Cold as ICE: A Massive Push for Deportation

March 5, 2017 – United States Immigration and Customs Enforcement (ICE) officials are loose and swarming the nation, conducting raids and deportations under the marching orders of President Donald Trump.

Daniela Vargas speaks to reporters in Jackson, Miss., on March 1, 2017. A short time after the news conference, immigration enforcement agents detained the young “Dreamer.” (Rogelio V. Solis / Associated Press)

In Mississippi, ICE officials partnering with law officers from other state agencies arrested 55 people late last month while executing federal criminal search warrants at eight different restaurants in Flowood, Meridian, and Pearl. Spokespeople for ICE claimed they were hunting criminal aliens and gang members, although the agency appears to happily target non-criminals who are the friends and family of suspects, according to Bill Chandler, head of the Mississippi Immigrants’ Rights Alliance (MIRA), in Jackson.

Last month Chandler said he got a call that ICE was conducting a raid on the home of Argentinian immigrants Daniel Vargas and his son Alan Vargas. Agents grabbed the two outside their home and arrested them as they were getting ready for work. When officials discovered that Vargas’ 22-year-old daughter Daniela Vargas was inside the house they demanded entrance, but Daniela Vargas was smart enough to refuse.

“We believe they were after Alan, but when they go into a house and find other people they typically shake them down too,” said Chandler. “That’s what they did with her father, who had no arrests and no convictions.”

The young woman called relatives to rescue her before ICE agents returned with a warrant, but relatives noticed the agents skulking around her property, waiting to pounce. After getting a warrant, agents tore through the door and hand-cuffed the daughter that day, but Daniela Vargas’ DACA (Deferred Action for Childhood Arrivals) status temporarily protected her from immediate arrest and deportation.

Agents temporarily released Vargas, who had been attending classes at USM before dropping out to save up for tuition. Agents allegedly told her that they were “not going to take you now, but we’re going to come back for you later.”

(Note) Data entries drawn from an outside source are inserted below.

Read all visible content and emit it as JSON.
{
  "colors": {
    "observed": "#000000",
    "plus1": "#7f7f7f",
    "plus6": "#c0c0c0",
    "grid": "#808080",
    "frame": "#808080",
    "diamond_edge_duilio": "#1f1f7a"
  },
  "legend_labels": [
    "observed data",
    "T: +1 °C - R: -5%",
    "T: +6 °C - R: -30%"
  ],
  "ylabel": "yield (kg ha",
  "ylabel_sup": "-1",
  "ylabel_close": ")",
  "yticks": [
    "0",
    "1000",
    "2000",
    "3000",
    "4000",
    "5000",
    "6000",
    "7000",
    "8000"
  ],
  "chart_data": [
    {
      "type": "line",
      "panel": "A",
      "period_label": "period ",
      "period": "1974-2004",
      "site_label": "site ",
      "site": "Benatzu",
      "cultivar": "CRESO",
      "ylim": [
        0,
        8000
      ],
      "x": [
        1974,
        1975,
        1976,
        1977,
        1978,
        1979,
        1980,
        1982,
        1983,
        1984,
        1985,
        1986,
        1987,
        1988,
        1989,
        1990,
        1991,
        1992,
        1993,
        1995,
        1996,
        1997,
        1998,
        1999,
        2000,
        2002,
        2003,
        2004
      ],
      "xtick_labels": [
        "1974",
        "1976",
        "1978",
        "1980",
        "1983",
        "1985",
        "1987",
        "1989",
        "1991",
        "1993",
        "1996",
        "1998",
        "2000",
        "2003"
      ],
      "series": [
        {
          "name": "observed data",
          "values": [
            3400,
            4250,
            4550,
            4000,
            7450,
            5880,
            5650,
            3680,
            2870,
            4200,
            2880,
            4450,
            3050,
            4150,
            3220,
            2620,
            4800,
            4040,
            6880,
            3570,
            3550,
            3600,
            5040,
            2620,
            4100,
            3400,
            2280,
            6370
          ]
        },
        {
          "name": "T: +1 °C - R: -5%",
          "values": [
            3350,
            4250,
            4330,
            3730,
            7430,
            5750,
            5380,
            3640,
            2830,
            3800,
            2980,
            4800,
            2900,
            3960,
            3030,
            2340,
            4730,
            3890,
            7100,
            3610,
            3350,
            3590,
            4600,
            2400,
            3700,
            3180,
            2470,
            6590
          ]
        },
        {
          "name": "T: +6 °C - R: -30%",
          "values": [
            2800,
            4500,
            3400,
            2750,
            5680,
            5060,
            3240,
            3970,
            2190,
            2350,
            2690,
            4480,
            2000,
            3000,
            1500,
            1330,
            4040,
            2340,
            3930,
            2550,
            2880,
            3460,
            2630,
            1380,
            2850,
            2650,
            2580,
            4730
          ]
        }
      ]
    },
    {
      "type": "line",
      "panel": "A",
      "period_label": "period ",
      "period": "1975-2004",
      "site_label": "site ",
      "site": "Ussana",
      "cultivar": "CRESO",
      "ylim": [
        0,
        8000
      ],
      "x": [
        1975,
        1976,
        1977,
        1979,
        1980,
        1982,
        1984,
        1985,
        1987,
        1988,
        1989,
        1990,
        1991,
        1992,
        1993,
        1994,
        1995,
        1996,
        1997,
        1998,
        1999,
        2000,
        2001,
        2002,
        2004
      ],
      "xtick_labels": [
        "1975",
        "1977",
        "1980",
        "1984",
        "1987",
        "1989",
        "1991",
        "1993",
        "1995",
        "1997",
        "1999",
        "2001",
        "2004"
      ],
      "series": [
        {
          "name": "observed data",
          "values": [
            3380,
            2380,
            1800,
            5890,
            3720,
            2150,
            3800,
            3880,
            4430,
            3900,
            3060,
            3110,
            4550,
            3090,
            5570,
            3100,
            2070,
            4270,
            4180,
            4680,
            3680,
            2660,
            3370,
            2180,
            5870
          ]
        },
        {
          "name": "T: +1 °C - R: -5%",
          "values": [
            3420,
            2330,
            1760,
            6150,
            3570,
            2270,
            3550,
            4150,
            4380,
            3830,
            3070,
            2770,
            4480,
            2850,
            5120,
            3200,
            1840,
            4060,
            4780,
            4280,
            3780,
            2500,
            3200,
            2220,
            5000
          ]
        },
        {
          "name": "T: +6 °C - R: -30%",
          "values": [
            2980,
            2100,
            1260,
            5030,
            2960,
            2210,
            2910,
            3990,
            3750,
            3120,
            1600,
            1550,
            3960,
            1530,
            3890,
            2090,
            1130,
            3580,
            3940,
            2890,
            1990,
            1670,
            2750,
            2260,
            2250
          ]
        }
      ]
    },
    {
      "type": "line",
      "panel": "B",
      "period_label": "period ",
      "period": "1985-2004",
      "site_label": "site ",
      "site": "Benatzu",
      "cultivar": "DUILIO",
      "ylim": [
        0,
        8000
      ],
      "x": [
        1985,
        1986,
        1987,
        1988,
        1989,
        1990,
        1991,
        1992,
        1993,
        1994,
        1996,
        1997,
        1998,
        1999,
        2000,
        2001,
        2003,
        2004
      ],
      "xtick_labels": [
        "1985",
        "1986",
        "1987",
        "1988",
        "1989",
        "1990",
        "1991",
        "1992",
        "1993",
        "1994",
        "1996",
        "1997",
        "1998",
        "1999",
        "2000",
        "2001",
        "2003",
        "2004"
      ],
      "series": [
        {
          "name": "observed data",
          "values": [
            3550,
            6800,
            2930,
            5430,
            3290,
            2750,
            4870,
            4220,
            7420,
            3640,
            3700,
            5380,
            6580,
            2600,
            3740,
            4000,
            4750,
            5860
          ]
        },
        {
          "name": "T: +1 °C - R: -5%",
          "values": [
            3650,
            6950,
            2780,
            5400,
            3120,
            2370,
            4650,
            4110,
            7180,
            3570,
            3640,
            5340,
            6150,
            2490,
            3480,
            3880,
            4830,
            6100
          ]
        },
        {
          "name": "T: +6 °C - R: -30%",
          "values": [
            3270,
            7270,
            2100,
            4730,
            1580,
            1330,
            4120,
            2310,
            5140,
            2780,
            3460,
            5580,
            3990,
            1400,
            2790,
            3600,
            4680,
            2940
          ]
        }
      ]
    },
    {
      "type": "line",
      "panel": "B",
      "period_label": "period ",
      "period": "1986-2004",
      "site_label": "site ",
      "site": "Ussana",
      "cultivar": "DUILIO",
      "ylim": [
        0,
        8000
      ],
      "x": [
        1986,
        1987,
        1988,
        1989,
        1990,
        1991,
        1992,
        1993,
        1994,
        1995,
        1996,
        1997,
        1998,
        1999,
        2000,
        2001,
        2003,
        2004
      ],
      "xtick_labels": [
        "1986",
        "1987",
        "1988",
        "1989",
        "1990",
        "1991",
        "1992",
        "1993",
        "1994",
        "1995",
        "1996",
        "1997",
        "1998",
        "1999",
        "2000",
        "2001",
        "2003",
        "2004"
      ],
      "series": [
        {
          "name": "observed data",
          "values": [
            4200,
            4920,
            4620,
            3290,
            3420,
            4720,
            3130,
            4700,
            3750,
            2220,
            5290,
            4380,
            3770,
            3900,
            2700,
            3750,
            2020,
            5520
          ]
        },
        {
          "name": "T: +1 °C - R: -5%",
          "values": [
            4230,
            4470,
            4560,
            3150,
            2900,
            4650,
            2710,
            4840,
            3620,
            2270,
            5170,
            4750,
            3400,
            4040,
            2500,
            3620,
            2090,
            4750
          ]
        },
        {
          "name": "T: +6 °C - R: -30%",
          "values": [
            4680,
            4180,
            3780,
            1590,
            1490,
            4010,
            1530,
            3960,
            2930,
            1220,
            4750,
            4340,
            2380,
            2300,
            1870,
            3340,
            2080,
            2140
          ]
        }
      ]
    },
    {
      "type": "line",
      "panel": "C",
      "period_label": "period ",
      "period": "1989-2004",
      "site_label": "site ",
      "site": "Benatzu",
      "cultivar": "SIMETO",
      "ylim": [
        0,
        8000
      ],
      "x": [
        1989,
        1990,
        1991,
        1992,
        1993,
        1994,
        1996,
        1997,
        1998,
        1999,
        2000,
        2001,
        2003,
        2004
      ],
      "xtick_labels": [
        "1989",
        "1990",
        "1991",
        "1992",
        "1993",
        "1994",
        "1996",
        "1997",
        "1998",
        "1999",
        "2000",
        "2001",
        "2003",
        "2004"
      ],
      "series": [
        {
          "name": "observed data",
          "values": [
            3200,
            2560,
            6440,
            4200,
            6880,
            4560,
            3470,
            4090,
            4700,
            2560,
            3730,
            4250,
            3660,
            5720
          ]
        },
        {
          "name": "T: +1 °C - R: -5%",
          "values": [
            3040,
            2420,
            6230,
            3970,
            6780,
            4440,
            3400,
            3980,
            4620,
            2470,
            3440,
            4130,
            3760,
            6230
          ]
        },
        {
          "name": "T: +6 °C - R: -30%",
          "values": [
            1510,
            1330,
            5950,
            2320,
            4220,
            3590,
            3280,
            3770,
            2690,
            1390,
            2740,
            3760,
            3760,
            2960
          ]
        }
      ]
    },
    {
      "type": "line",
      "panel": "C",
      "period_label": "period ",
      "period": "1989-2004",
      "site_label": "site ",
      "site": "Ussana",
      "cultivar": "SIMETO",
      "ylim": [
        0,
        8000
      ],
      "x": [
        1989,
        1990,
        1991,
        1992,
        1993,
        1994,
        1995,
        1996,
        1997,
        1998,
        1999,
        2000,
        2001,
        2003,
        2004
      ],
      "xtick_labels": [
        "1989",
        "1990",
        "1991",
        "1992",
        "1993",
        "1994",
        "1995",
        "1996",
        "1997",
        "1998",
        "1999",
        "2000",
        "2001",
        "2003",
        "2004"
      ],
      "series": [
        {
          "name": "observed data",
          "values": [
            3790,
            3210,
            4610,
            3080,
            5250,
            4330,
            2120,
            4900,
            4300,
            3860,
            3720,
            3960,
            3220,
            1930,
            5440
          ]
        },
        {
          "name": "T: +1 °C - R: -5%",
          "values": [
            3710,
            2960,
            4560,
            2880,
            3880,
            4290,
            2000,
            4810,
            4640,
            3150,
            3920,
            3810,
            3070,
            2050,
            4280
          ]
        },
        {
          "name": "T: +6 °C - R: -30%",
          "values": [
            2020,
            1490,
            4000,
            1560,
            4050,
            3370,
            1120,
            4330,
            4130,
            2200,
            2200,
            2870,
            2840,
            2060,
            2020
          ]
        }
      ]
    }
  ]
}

ICE agents did indeed grab Vargas later, March 1, after she attended a news conference advocating on behalf of other DACA youth caught up the nation’s new war on immigrants. Vargas’ attorney, Abby Peterson, said Vargas’ DACA status expired three months ago, and that she was unable to save up for the $495 application fee. Authorities detained her at an ICE holding facility in Louisiana, but released her a few days later after widespread public outcry.

Agents’ increasingly aggressive tactics are also interfering with the nation’s judicial system. The chief justice of California’s Supreme Court recently demanded that agents stop “stalking” local courthouses, trying to snatch immigrants who were testifying in court cases. MIRA claims ICE agents have been eager to conduct mass deportations against brown immigrants for years, but that the Obama administration had “yanked the leash” and kept agents civilized. The new, more blatantly racist president, however, appears to support mass deportations.

President Trump recently ordered federal officials to hunt, detain, and deport undocumented residents, regardless of whether they have committed serious crimes. The president seeks to strip some immigrants of privacy protections and draft local law enforcement as additional soldiers. He also intends to build new detention facilities and discourage asylum. Trump lauded recent nationwide immigration raids as a “military operation.”

“We’re getting gang members out, we’re getting drug lords out, we’re getting really bad dudes out of this country — and at a rate that nobody’s ever seen before,” Trump told reporters.

Those bad dudes apparently include people like Daniel Vargas, who has no known criminal record, as well as more than 50 restaurant workers cooking food and cleaning tables in Jackson metro restaurants.

White Mississippi leaders are only too happy to praise the effort. Mississippi Gov. Phil Bryant joined 26 other states in a 2015 lawsuit against former President Barack Obama’s order protecting millions of undocumented immigrants from immediate deportation.

The crackdown on immigrants could put an additional crack in the nation’s economy, if the mass deportations impact businesses dependent upon low-wage immigrant labor, such as restaurants, and the food processing and agricultural sectors. Immigrant labor comprises a disproportionate percentage of manual work in poultry plants in neighboring Scott County, as well as a significant portion of manual labor on local food farms. Significant raids on poultry plants or the farming industry could trigger an explosion in food prices.

A year without immigrants could do more than leave food rotting on the vine, however. Inflation-adjusted economic growth for the past decade has been a flat 2 percent, and independent economic projections for the next decade are just as soggy, with the Federal Reserve, the nonpartisan Congressional Budget Office, and others expecting annual growth of only 1.8 to 1.9 percent. This is due, in part, to the nation’s aging population. Immigrants coming to the nation are comparatively younger than the native population, however, and will reliably generate a taxable paycheck over the next two decades, at least. This marks a stark contrast to the aging, white population that is either close to retirement or already retired and generating little revenue—the same population that, according to polls, is more likely to oppose a pathway to citizenship.